15.10 - Character Set Support - Access Module

Teradata Tools and Utilities Access Module Reference

prodname
Access Module
vrm_release
15.10
category
Programming Reference
featnum
B035-2425-035K

Character Set Support

The following session character sets are supported for transferring data:

  • UTF‑8: Preferred character set because it accommodates a superset of characters handled by the other character sets.
  • UTF16: Ensure data source and OLE DB provider used to connect source/destination database supports UNICODE characters while using UTF‑16 session character set.
  • ASCII: The Teradata OLE DB Access Module uses the code page of the system locale (also called the system default ANSI code page) when using ASCII. Teradata’s ASCII character set does not match Microsoft’s code page, so character conversions produce minor differences. If an exact match is required, use the UTF‑8 session character set.
  • Note: Previous versions of the Teradata OLE DB Access Module used the ANSI‑Latin1 (1252) code page when the ASCII session character set was used, regardless of the system locale.

  • KANJISJIS_0S: Teradata’s Kanji_SJIS character set does not exactly match Microsoft’s Japanese Shift‑JIS code page, so character conversions produce minor differences. If an exact match is required, use the UTF‑8 session character set.
  • LATIN1252_0A: All UNICODE character strings transferred to the Teradata Database are converted to ANSI‑Latin 1 by the Teradata OLE DB Access Module before being passed to a Teradata utility.
  • ANSI‑Latin1 (1252) Code Page

    When the ASCII character set is specified, the Teradata OLE DB Access Module uses the code page of the system locale. If the code page of the system locale is one in which some characters consume more than one byte, the Teradata OLE DB Access Module can return longer character fields during execution of a load job than if the 1252 code page were used.

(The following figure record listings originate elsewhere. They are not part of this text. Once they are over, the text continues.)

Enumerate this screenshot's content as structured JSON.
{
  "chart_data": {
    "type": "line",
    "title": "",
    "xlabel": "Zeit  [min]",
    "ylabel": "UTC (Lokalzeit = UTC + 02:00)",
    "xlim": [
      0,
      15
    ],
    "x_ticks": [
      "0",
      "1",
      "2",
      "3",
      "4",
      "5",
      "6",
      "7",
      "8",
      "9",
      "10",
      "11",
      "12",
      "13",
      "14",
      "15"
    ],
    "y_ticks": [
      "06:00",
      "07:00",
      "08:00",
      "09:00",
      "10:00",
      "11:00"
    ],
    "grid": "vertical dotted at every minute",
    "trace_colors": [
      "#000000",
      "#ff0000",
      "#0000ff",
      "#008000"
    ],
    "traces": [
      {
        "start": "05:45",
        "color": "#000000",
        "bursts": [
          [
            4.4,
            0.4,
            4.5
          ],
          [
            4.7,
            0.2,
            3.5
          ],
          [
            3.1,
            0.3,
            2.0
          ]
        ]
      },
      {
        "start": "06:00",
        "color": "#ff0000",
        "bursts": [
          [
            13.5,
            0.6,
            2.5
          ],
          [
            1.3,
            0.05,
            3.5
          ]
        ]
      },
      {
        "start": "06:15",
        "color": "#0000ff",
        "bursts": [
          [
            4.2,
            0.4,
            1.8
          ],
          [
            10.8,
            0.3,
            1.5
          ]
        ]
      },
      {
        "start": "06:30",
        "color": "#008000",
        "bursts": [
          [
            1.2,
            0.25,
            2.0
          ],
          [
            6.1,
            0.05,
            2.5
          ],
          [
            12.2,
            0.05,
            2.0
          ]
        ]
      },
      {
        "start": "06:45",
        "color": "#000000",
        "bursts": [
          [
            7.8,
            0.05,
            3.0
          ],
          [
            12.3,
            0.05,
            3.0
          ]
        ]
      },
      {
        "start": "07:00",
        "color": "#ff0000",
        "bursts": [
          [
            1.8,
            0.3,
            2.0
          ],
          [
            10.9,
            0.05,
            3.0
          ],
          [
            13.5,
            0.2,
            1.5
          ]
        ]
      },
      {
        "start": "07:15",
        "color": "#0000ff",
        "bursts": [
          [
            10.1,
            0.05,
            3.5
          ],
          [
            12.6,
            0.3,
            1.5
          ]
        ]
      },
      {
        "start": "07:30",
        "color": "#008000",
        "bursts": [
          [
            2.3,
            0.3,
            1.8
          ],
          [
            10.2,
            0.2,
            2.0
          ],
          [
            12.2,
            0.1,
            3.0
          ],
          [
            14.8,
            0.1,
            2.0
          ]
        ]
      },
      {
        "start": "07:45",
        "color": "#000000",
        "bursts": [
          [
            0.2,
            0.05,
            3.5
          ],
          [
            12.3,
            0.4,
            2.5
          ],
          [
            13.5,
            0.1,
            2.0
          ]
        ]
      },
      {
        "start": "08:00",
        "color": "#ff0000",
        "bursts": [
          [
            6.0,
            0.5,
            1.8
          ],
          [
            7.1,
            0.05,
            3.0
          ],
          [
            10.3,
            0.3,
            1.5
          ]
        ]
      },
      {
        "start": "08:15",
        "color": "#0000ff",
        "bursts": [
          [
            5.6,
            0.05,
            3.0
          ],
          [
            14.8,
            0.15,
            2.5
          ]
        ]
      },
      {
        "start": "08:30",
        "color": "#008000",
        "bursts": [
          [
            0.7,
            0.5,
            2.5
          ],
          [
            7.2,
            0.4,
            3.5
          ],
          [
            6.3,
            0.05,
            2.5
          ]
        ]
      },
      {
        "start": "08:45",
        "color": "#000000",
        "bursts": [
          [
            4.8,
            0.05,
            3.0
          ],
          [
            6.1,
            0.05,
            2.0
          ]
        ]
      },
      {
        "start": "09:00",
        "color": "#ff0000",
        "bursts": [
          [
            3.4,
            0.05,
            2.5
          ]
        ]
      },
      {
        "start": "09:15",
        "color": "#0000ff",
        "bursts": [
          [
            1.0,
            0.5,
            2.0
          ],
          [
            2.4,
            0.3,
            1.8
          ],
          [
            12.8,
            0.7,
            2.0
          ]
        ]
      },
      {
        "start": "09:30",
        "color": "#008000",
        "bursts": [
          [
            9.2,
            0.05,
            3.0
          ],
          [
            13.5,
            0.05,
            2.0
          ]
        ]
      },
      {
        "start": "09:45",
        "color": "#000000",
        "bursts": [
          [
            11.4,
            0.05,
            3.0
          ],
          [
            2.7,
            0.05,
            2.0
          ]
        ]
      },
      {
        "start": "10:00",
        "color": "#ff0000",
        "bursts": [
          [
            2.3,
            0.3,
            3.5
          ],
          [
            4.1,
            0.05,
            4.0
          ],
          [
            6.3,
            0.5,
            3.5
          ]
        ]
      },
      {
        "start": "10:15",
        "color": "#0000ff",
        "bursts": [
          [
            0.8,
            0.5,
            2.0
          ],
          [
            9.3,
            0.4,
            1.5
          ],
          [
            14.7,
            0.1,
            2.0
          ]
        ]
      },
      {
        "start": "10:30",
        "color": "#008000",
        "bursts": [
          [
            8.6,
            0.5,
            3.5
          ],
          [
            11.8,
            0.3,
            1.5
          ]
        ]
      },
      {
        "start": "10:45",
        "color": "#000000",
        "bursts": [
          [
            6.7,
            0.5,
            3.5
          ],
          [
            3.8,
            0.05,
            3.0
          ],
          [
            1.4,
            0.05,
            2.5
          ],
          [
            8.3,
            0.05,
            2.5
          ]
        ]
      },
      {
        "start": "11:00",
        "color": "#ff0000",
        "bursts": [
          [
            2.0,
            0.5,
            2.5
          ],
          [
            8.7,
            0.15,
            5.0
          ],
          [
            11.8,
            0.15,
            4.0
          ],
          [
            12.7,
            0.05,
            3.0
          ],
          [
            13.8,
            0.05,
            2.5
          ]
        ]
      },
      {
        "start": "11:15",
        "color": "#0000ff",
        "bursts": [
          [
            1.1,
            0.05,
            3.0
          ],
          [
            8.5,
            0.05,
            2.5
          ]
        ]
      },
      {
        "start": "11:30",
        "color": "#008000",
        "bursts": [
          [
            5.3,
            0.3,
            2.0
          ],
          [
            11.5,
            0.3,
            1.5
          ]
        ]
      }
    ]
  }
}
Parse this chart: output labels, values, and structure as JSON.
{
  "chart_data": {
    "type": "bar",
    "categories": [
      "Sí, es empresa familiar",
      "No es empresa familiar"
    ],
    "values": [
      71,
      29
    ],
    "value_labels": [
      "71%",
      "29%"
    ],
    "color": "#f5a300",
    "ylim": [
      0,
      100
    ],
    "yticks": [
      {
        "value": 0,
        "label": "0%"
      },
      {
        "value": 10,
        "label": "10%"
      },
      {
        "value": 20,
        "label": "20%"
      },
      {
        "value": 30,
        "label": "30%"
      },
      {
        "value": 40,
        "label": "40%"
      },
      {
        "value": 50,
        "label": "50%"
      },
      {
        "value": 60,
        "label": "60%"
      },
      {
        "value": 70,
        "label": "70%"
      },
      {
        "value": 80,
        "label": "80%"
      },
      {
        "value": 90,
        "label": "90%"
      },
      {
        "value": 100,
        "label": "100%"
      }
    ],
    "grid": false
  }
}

Teradata OleLoad generates load job scripts that account for this change.

    Update any existing scripts. For example, a system locale of “Chinese (Taiwan)” has a code page of 950, which has a maximum character size of 2 B. If existing FastLoad job scripts using the ASCII session character set to load character data from the Teradata OLE DB Access Module, update the scripts to account for the fact that there may be 2 B per character. For example, double the value of <n> in CHAR(<n>) and VARCHAR(<n>) fields located in the CREATE TABLE and DEFINE statements included in the FastLoad job scripts.

    Session Character Sets

    All Teradata utilities notify the Teradata OLE DB Access Module about the session character set they use.

    To set session character sets, specify the character set name as follows:

  • For jobs launched from the Teradata OleLoad GUI, specify the session character set in the Advanced Settings dialog box.
  • For jobs launched without the Teradata OleLoad GUI, specify a character set name as follows:
  • Teradata FastExport, Teradata MultiLoad, or Teradata TPump – Specify the ‑c character‑set‑name parameter at runtime in the command line to set the session character set name.
  • BTEQ or Teradata FastLoad – Specify the .SET SESSION CHARSET command in a script.
  • Teradata PT – Specify the USING CHAR(ACTER) SET charset‑id phrase in the Teradata PT job script.